Am 8.5.26 lädt das Quartiersmanagement Ebern gemeinsam mit der Stadt zu einem geführten Spaziergang durch den Eberner Anlagenring ein. Zwischen 15:00 Uhr und 18:00 Uhr sollen interessierte Bürgerinnen und Bürger die Gelegenheit erhalten, sich vor Ort über Planungen und Perspektiven zu informieren. Treffpunkt ist am Bahnhof, von dort aus führt der Weg bis zur Neubrückentorstraße. Entlang mehrerer Stationen werden aktuelle Überlegungen vorgestellt und zur Diskussion gestellt.
Der Anlagenring, der sich rund um die historische Altstadt erstreckt und teilweise entlang der alten Stadtmauer verläuft, gilt als wichtige Grünfläche für Naherholung und Tourismus. Dennoch wurde eine umfassende Sanierung und Weiterentwicklung über Jahrzehnte hinweg immer wieder verschoben, vor allem aus finanziellen Gründen. Nun soll der Spaziergang neue Impulse liefern und die Öffentlichkeit stärker in Überlegungen einbinden.

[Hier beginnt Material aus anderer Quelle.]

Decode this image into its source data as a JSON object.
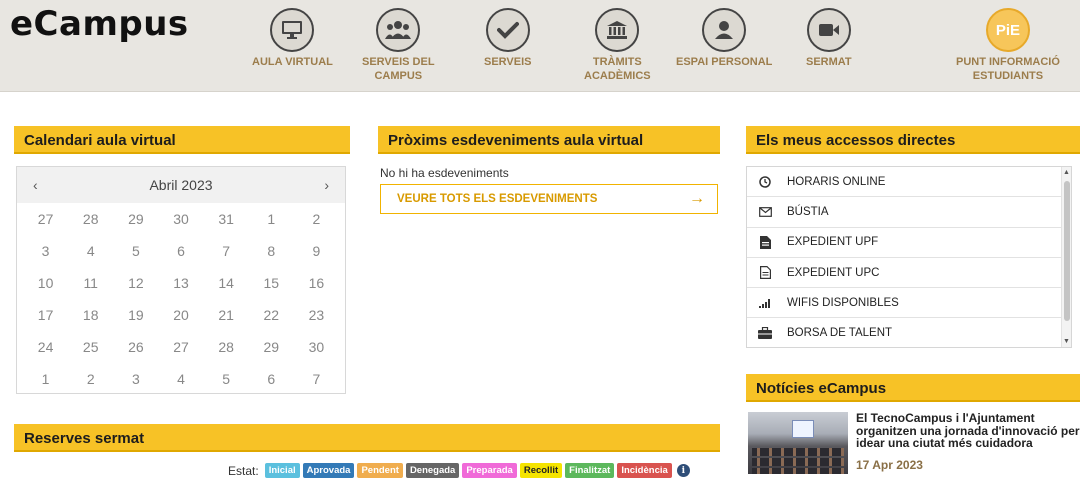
{
  "header": {
    "logo": "eCampus",
    "nav": [
      {
        "label": "AULA VIRTUAL",
        "icon": "monitor-icon"
      },
      {
        "label": "SERVEIS DEL\nCAMPUS",
        "icon": "group-icon"
      },
      {
        "label": "SERVEIS",
        "icon": "check-icon"
      },
      {
        "label": "TRÀMITS\nACADÈMICS",
        "icon": "institution-icon"
      },
      {
        "label": "ESPAI PERSONAL",
        "icon": "user-icon"
      },
      {
        "label": "SERMAT",
        "icon": "video-camera-icon"
      },
      {
        "label": "PUNT INFORMACIÓ\nESTUDIANTS",
        "icon": "pie-logo",
        "badge": "PiE"
      }
    ]
  },
  "calendar": {
    "title": "Calendari aula virtual",
    "month": "Abril 2023",
    "prev": "‹",
    "next": "›",
    "days": [
      "27",
      "28",
      "29",
      "30",
      "31",
      "1",
      "2",
      "3",
      "4",
      "5",
      "6",
      "7",
      "8",
      "9",
      "10",
      "11",
      "12",
      "13",
      "14",
      "15",
      "16",
      "17",
      "18",
      "19",
      "20",
      "21",
      "22",
      "23",
      "24",
      "25",
      "26",
      "27",
      "28",
      "29",
      "30",
      "1",
      "2",
      "3",
      "4",
      "5",
      "6",
      "7"
    ]
  },
  "events": {
    "title": "Pròxims esdeveniments aula virtual",
    "empty": "No hi ha esdeveniments",
    "button": "VEURE TOTS ELS ESDEVENIMENTS",
    "arrow": "→"
  },
  "quick_access": {
    "title": "Els meus accessos directes",
    "items": [
      {
        "label": "HORARIS ONLINE",
        "icon": "clock-icon"
      },
      {
        "label": "BÚSTIA",
        "icon": "envelope-icon"
      },
      {
        "label": "EXPEDIENT UPF",
        "icon": "file-icon"
      },
      {
        "label": "EXPEDIENT UPC",
        "icon": "file-text-icon"
      },
      {
        "label": "WIFIS DISPONIBLES",
        "icon": "signal-icon"
      },
      {
        "label": "BORSA DE TALENT",
        "icon": "briefcase-icon"
      }
    ]
  },
  "news": {
    "title": "Notícies eCampus",
    "headline": "El TecnoCampus i l'Ajuntament organitzen una jornada d'innovació per idear una ciutat més cuidadora",
    "date": "17 Apr 2023"
  },
  "reserves": {
    "title": "Reserves sermat",
    "estat_label": "Estat:",
    "statuses": [
      {
        "label": "Inicial",
        "color": "#5bc0de"
      },
      {
        "label": "Aprovada",
        "color": "#337ab7"
      },
      {
        "label": "Pendent",
        "color": "#f0ad4e"
      },
      {
        "label": "Denegada",
        "color": "#666666"
      },
      {
        "label": "Preparada",
        "color": "#f06ad8"
      },
      {
        "label": "Recollit",
        "color": "#f5e400"
      },
      {
        "label": "Finalitzat",
        "color": "#5cb85c"
      },
      {
        "label": "Incidència",
        "color": "#d9534f"
      }
    ]
  },
  "colors": {
    "accent": "#f7c226",
    "nav_label": "#9c7d4c",
    "link": "#d89a00"
  }
}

Wie das Quartiersmanagement mitteilt, gehe es unter anderem um Fragen zur zukünftigen Nutzung und Gestaltung der Grünanlagen. Themen wie Hochwasserschutz, neue Aufenthaltsmöglichkeiten oder auch Projekte wie ein „Grünes Klassenzimmer“ und ein Wildkräutergarten würden angesprochen. Ebenso werde diskutiert, welche Ausstattung vor Ort gewünscht sei – etwa zusätzliche Sitzbänke, Spielangebote oder Abfallkörbe. Ziel sei es, gemeinsam Ideen zu sammeln und konkrete Vorschläge für eine Aufwertung zu entwickeln.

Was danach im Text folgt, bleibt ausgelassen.